The Trans-Pacific Partnership sets up private “corporate courts,” with few rules, that are only open for multinational companies to sue countries. Nearly all the winnings in these "corporate courts" go to the world’s biggest corporations and richest people—and most of the rest goes to the lawyers who work in these tribunals, according to a new study.
Investor-state dispute settlement (ISDS) is the official name of these corporate courts, which have been included in trade and investment treaties for more than 20 years. A history of bizarre decisions and outrageous payouts has convinced many countries to reject the system. Now two researchers have analyzed the rulings of those courts. It turns out that most of the wins, and 95% of the money awarded, went to the world’s biggest corporations and to individuals worth more than $100 million. They won more than $8.5 billion in the cases studied. Small companies and even not-quite-super-rich people almost never used ISDS courts—and usually lost when they did.
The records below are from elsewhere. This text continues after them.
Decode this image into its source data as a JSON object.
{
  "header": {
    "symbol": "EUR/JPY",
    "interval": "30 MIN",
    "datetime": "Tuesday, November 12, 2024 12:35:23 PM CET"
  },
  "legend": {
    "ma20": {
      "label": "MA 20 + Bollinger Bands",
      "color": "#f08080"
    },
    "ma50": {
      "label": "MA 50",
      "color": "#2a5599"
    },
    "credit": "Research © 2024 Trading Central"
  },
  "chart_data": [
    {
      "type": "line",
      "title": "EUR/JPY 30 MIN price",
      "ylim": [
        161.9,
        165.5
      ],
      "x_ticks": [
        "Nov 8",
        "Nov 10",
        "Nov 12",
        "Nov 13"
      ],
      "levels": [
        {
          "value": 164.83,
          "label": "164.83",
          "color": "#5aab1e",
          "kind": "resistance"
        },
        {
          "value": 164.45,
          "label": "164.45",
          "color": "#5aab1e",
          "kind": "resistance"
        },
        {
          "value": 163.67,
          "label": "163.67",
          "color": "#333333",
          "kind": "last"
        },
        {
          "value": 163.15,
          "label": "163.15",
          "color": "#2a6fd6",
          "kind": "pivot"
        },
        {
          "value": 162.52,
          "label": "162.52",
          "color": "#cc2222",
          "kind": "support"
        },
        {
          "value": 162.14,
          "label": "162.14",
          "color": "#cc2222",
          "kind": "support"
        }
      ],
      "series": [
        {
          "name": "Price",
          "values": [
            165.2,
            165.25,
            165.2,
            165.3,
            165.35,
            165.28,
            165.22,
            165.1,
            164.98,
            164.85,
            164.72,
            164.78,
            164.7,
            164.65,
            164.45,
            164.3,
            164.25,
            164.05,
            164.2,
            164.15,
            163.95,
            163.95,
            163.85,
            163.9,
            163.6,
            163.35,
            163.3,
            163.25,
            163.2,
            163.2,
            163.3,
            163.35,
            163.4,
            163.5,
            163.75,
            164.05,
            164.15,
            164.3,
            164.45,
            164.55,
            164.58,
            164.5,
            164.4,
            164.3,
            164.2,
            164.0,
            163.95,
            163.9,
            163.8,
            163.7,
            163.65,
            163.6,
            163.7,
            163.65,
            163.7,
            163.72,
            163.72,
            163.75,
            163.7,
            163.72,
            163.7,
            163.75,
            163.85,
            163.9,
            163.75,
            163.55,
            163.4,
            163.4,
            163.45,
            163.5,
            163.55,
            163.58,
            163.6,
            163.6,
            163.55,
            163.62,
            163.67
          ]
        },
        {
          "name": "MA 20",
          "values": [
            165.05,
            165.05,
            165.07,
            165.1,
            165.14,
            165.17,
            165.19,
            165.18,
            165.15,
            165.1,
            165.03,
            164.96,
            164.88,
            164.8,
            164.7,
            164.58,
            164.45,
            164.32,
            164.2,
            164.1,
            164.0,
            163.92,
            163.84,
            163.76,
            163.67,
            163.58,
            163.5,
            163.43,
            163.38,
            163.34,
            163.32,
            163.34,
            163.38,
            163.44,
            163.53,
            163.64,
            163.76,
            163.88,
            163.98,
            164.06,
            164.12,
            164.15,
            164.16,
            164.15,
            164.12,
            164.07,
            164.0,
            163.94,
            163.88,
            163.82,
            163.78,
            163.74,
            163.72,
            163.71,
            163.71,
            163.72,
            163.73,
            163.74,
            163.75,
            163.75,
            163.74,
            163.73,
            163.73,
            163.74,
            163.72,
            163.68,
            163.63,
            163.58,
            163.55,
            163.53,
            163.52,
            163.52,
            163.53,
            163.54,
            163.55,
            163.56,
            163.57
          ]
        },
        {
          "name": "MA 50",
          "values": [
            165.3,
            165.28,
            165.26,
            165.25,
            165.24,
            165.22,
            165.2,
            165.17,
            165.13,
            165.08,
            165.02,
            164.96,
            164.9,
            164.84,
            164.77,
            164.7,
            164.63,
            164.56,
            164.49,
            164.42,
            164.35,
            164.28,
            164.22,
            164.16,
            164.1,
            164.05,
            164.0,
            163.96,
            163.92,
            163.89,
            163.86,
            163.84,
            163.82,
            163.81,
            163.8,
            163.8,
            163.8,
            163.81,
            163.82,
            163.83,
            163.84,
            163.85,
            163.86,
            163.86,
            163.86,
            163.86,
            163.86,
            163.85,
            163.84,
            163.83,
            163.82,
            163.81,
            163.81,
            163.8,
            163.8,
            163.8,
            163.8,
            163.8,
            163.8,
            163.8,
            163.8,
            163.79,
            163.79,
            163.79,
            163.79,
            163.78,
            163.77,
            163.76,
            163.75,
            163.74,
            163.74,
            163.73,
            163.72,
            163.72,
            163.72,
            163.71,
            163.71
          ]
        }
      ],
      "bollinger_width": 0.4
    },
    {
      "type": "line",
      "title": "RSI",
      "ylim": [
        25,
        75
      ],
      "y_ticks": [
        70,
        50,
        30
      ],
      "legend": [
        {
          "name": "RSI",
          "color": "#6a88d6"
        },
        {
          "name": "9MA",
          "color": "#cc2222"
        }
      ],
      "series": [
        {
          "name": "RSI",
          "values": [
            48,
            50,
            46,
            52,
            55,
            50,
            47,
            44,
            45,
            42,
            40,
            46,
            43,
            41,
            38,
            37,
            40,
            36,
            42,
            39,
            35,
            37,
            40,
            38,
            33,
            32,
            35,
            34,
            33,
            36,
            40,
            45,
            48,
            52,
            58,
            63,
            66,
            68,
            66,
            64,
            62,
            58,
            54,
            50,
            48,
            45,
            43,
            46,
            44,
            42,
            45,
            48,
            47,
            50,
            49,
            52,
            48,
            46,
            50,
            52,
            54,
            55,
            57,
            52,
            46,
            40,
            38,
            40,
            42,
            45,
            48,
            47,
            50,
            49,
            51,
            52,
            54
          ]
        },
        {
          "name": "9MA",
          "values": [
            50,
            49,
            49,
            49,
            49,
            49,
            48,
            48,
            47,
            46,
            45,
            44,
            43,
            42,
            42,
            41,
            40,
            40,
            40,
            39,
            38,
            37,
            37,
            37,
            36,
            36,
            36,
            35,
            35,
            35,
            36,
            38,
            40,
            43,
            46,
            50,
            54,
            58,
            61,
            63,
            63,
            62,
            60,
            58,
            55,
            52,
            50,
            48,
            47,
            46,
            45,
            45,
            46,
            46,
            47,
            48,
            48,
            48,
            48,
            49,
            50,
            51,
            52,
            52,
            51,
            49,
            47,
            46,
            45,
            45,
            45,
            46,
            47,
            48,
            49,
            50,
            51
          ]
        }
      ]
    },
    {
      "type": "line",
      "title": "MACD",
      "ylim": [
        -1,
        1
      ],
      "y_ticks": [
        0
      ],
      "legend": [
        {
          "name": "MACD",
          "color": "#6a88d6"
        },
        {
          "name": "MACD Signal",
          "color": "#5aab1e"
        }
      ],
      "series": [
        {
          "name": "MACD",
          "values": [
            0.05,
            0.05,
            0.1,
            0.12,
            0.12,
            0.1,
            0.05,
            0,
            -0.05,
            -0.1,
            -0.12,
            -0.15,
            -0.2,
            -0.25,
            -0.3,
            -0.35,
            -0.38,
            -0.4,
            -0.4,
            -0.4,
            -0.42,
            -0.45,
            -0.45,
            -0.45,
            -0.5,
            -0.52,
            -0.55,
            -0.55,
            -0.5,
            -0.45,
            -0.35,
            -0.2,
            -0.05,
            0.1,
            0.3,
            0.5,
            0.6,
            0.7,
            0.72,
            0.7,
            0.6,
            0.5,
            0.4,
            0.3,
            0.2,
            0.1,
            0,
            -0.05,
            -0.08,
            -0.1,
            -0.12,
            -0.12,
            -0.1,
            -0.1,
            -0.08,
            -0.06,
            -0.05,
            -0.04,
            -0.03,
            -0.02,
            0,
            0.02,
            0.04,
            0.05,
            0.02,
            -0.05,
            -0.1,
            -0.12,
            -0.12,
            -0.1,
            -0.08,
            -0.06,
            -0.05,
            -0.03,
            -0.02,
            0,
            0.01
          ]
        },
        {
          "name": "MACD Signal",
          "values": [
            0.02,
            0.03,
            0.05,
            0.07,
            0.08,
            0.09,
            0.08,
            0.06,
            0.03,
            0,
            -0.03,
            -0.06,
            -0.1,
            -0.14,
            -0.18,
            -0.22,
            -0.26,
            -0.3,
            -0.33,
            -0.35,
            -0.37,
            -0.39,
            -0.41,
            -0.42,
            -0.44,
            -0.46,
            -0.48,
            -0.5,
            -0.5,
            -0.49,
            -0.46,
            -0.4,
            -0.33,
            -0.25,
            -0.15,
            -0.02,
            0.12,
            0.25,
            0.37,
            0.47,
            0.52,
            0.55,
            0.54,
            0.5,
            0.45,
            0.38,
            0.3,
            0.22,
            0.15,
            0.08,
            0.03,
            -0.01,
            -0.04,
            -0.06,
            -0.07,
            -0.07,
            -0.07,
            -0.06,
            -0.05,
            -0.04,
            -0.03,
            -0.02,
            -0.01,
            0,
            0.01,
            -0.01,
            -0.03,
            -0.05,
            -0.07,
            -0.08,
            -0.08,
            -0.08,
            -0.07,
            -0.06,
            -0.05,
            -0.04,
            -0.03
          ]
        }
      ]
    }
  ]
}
The big winners are oil and gas companies, international banks and the people who own them, and the very small group of lawyers and judges who work on these cases and collect hundreds of millions of dollars in legal fees. The big losers, of course, are the working people who think they have the right to decide the laws in their own countries and have them judged in their own courts, and find they have to pay out billions of dollars instead.
TPP supporters say that ISDS is a way of protecting “investors” from governments that might abuse them. It turns out a look at the cases shows that the investors are who we need to be protected from.